During the time of Peter I (beginning of the 18th century), one painter was sent to study in Italy. Upon returning to Russia, he brought a copy of the Italian icon “Holy Family” painted by Raphael with him and left it with his relative, the senior priest of the Holy Trinity Cathedral on Gryazekh. After the artist’s death, the priest placed an icon on the porch of the Church.
About forty years passed. A certain noblewoman’s husband was slandered for something and exiled. Because of this her estates were impounded by the Treasury. To top it all off, her only son was captured by the enemy during the war.
The poor woman was praying for a long time to the Blessed Virgin Mary with a request to help in these troubles. And one day, praying to the Holy Mother of God, she heard a voice commanding her to find an icon of the Holy Family and pray before it. The sufferer found an icon on the porch of the Church of the Holy Trinity Cathedral on Gryazekh and prayed in front of it. And she soon received three pieces of joyful news: her husband was vindicated and returned from exile, her son was liberated from captivity, and her estates were returned to her by the Treasury. For this reason the icon was named “The Three Joys”.

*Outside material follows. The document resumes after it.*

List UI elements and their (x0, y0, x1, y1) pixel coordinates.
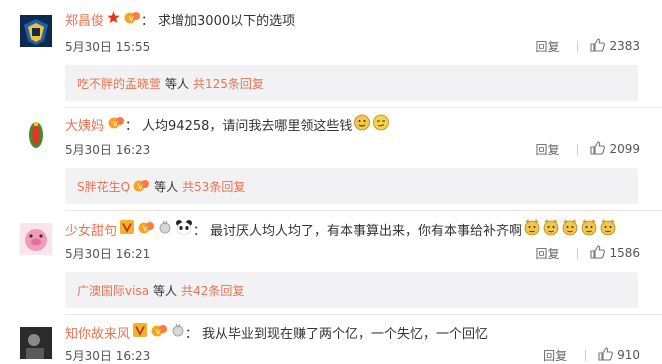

The Russian people took a great liking to this icon, especially it was revered on the Don and Kuban. It was believed that the prayer in front of it helped Cossacks who stayed out late to return home.
Over time, copies of this image appeared, made in the Russian icon-painting tradition. Saint John the Baptist and Saint Joseph the Betrothed were depicted, as a rule, on opposite sides of the Most Holy Theotokos.
When rebuilding the church in 1861, the main throne was consecrated in honor of this icon.
The icon of the Mother of God “The Three Joys” was lost with the closure of the church in 1929.
At the opening of the church in 1992, as well as to other opening churches, several icons seized at the customs were transferred from the Patriarchate to the parish. No selection was made, among the “randomly” transferred icons was an analogion image of “Three Joys” – a copy of the mid-19th century.
In addition to this image, another copy was painted in the Russian icon-painting tradition. In mid-1996, a typewritten copy of Akathist in front of the Icon was handed over to the church. Controversy began to rise: wether they should read the akathist weekly? In the midst of these disputes, a vigil lamp litted itself before the “Russian” icon. And from that time on, every Wednesday, prayers with an akathist began to take place before the image of the “Three Joys”, which is taken out of the Altar these days.
The feast of the icon of the Mother of God “The Three Joys” is celebrated on January 8 (December 26, O.S.) on the day of the Synaxis of the Mother of God on the next day of Christmas.